I drop the lead to groom and fuss. Lets him graze but not move too far off, as if he starts moving I can easily get to the lead. But I’m free to move around, get stuff out the tack room ect. He’s not bothered by it at all. If he stands on it, he’ll graze as much as he can there, then step off it and move further. If he wasn’t a greedy grump, he may have stepped off it first :lol:
When I’m done fussing, I unclip the lead and he can move more freely. He has run of the whole property during the day so isn’t bothered about going exploring and he stays near enough to come right away when he hears the first bit of grain hitting his bucket :wink:

If you don’t plan to hold on to the lead rope why have it on at all? Letting it drag (unless the horse is trained and sensible not to panic if they get tangled or step on it) is just an injury and/or broken equipment waiting to happen.

In either scenario I would want the horse in an area that is safe. Realistically if a horse takes off, you are not terribly likely to catch the end of an attached lead whipping around behind them.

[QUOTE=toady123;8925624]
If you don’t plan to hold on to the lead rope why have it on at all? Letting it drag (unless the horse is trained and sensible not to panic if they get tangled or step on it) is just an injury and/or broken equipment waiting to happen.

In either scenario I would want the horse in an area that is safe. Realistically if a horse takes off, you are not terribly likely to catch the end of an attached lead whipping around behind them.[/QUOTE]

Even the best trained horse may spook at times.
It was very windy day in the late fall, we were doctoring new cattle on wheat pasture and had roped and treated one.
My friend was back to his horse, rope put up and was closing his medicine bags, horse ground tied there, when my horse started alarming to an attack tumbleweed.

I warned him horses were spooking, he reached for the dragging rein, the tumbleweed beat him to it as it hit the horse’s shoulder and the rein somehow got tangled in it.

By then the horse was spooking sideways and every time he moved away, that tumbleweed attacked again!

The horse ended up running sideways and kicking at the attacker, that finally got loose and moved on to find another target, I assume.

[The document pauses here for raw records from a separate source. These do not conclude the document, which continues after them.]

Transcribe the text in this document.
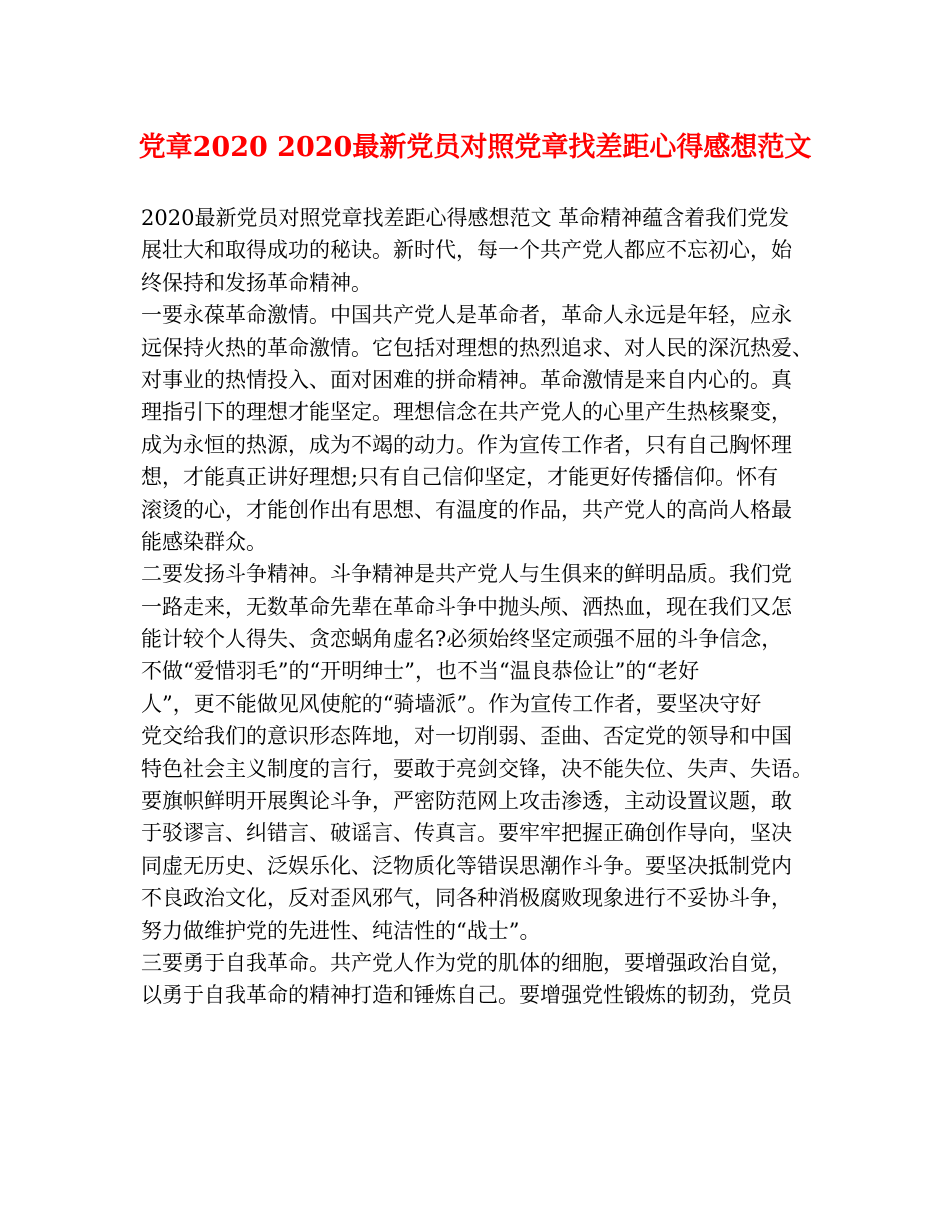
党章2020 2020最新党员对照党章找差距心得感想范文

2020最新党员对照党章找差距心得感想范文 革命精神蕴含着我们党发

展壮大和取得成功的秘诀。新时代，每一个共产党人都应不忘初心，始

终保持和发扬革命精神。

一要永葆革命激情。中国共产党人是革命者，革命人永远是年轻，应永

远保持火热的革命激情。它包括对理想的热烈追求、对人民的深沉热爱、

对事业的热情投入、面对困难的拼命精神。革命激情是来自内心的。真

理指引下的理想才能坚定。理想信念在共产党人的心里产生热核聚变，

成为永恒的热源，成为不竭的动力。作为宣传工作者，只有自己胸怀理

想，才能真正讲好理想;只有自己信仰坚定，才能更好传播信仰。怀有

滚烫的心，才能创作出有思想、有温度的作品，共产党人的高尚人格最

能感染群众。

二要发扬斗争精神。斗争精神是共产党人与生俱来的鲜明品质。我们党

一路走来，无数革命先辈在革命斗争中抛头颅、洒热血，现在我们又怎

能计较个人得失、贪恋蜗角虚名?必须始终坚定顽强不屈的斗争信念，

不做“爱惜羽毛”的“开明绅士”，也不当“温良恭俭让”的“老好

人”，更不能做见风使舵的“骑墙派”。作为宣传工作者，要坚决守好

党交给我们的意识形态阵地，对一切削弱、歪曲、否定党的领导和中国

特色社会主义制度的言行，要敢于亮剑交锋，决不能失位、失声、失语。

要旗帜鲜明开展舆论斗争，严密防范网上攻击渗透，主动设置议题，敢

于驳谬言、纠错言、破谣言、传真言。要牢牢把握正确创作导向，坚决

同虚无历史、泛娱乐化、泛物质化等错误思潮作斗争。要坚决抵制党内

不良政治文化，反对歪风邪气，同各种消极腐败现象进行不妥协斗争，

努力做维护党的先进性、纯洁性的“战士”。

三要勇于自我革命。共产党人作为党的肌体的细胞，要增强政治自觉，

以勇于自我革命的精神打造和锤炼自己。要增强党性锻炼的韧劲，党员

The horse then took off for a bit, bucking and spreading medicine bottle and syringes and needles all over, stepped on a rein that broke just as he was about to somersault and circled back to us and stood there, shaking.

We checked him and he was ok, so we gathered all the syringes and needles and medicine bottles we found, repaired the rein and went on checking cattle.

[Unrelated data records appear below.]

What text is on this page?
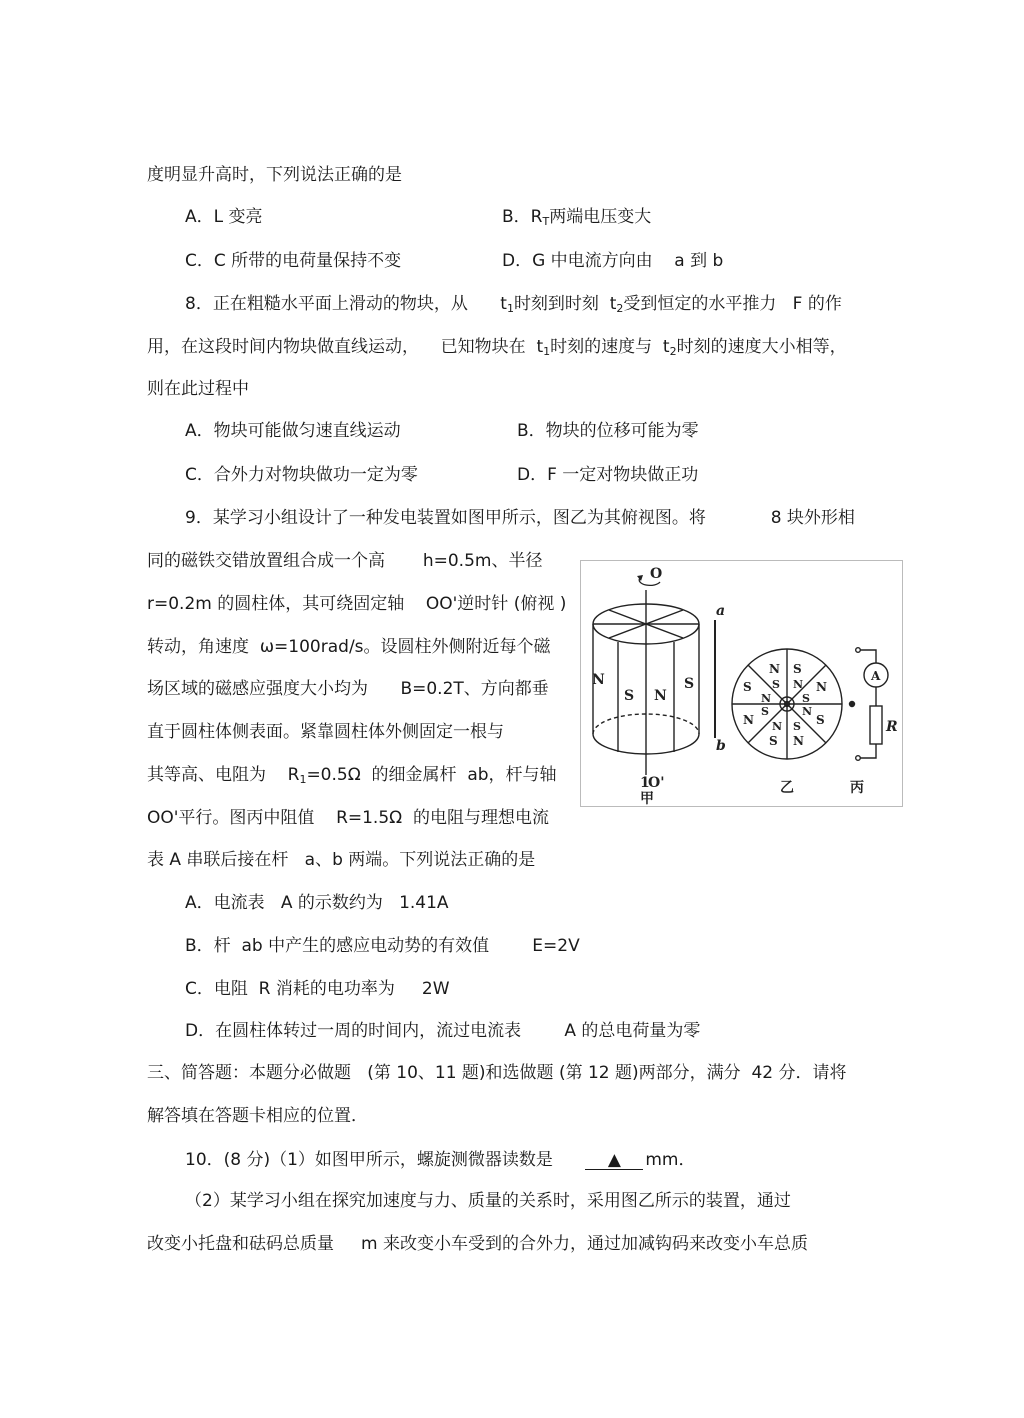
度明显升高时，下列说法正确的是
A．L 变亮	B．$R_T$两端电压变大
C．C 所带的电荷量保持不变	D．G 中电流方向由    a 到 b
8．正在粗糙水平面上滑动的物块，从 $t_1$时刻到时刻 $t_2$受到恒定的水平推力 F 的作
用，在这段时间内物块做直线运动， 已知物块在 $t_1$时刻的速度与 $t_2$时刻的速度大小相等，
则在此过程中
A．物块可能做匀速直线运动	B．物块的位移可能为零
C．合外力对物块做功一定为零	D．F 一定对物块做正功
9．某学习小组设计了一种发电装置如图甲所示，图乙为其俯视图。将	8 块外形相
同的磁铁交错放置组合成一个高 h=0.5m、半径
r=0.2m 的圆柱体，其可绕固定轴 OO'逆时针 (俯视 )
转动，角速度 ω=100rad/s。设圆柱外侧附近每个磁
场区域的磁感应强度大小均为 B=0.2T、方向都垂
直于圆柱体侧表面。紧靠圆柱体外侧固定一根与
其等高、电阻为 $R_1=0.5\Omega$  的细金属杆 ab，杆与轴
OO'平行。图丙中阻值 R=1.5Ω  的电阻与理想电流
表 A 串联后接在杆 a、b 两端。下列说法正确的是
A．电流表   A 的示数约为   1.41A
B．杆  ab 中产生的感应电动势的有效值        E=2V
C．电阻  R 消耗的电功率为     2W
D．在圆柱体转过一周的时间内，流过电流表	A 的总电荷量为零
三、简答题：本题分必做题 (第 10、11 题)和选做题 (第 12 题)两部分，满分 42 分．请将
解答填在答题卡相应的位置．
10．(8 分)（1）如图甲所示，螺旋测微器读数是	▲ mm．
（2）某学习小组在探究加速度与力、质量的关系时，采用图乙所示的装置，通过
改变小托盘和砝码总质量 m 来改变小车受到的合外力，通过加减钩码来改变小车总质
O
1
O'
甲
a
b
N
S N
S
N S
N
S
N
S
N
S S N
S
N
S
N
S
N
乙	丙
A
R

If that tumbleweed had stayed after the horse any longer, he may just have gone thru fences and get seriously hurt somewhere.

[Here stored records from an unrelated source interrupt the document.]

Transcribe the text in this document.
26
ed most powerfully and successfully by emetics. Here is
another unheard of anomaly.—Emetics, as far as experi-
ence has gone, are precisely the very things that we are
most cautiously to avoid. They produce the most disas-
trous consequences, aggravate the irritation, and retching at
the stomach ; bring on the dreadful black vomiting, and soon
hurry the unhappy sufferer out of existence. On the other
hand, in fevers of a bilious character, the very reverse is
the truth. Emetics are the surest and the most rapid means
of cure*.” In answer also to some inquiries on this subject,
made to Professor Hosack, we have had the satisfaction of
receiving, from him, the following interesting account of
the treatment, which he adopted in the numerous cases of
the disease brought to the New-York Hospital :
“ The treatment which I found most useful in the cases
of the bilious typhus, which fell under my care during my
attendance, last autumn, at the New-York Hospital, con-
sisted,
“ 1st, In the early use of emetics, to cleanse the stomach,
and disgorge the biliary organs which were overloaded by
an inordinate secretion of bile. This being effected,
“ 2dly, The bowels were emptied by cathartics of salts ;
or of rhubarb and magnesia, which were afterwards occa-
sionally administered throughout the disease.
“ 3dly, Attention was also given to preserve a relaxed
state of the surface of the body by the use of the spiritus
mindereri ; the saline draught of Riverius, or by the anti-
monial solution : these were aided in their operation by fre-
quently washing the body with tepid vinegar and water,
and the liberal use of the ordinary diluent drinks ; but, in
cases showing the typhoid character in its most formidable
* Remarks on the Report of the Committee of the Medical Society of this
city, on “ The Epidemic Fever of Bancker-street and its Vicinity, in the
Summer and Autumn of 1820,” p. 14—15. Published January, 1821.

That is how easily a wreck happens, that with that dragging rein, it could have killed that horse if it had not broken, but made the horse flip and break his neck.

The same can happen with a lead rope dragging along and snagging something scary to the horse, better be safe than sorry.

All my horses learn to deal with stepping on a leadrope. I deliberately turn them loose with a well padded halter on, and a long, thick, cotton rope attached. This is best taught somewhere where there is lush grass for them to eat, and when they are not jumping out of their skins with pent-up energy.

Usually there are a couple of head-flinging WTF??? moments from the horse, but in every case they have learned to just move their feet and continue on grazing.

In my mind this is as essential a piece of ground manners/handling/safety training as learning to stand politely for foot handling, or being saddled and bridled.

As to the OP, well it depends on where I am and the surroundings. At a busy boarding barn with people all doing their own thing, I’d hang on to the rope. At a quiet barn when I knew where everyone was & what they were doing I’d probably let it drag but stay near, though in one small barn I was at for a while I’d let him graze with rope attached and go clean his stall and my tack while he nibbled and dried off. Never had a problem.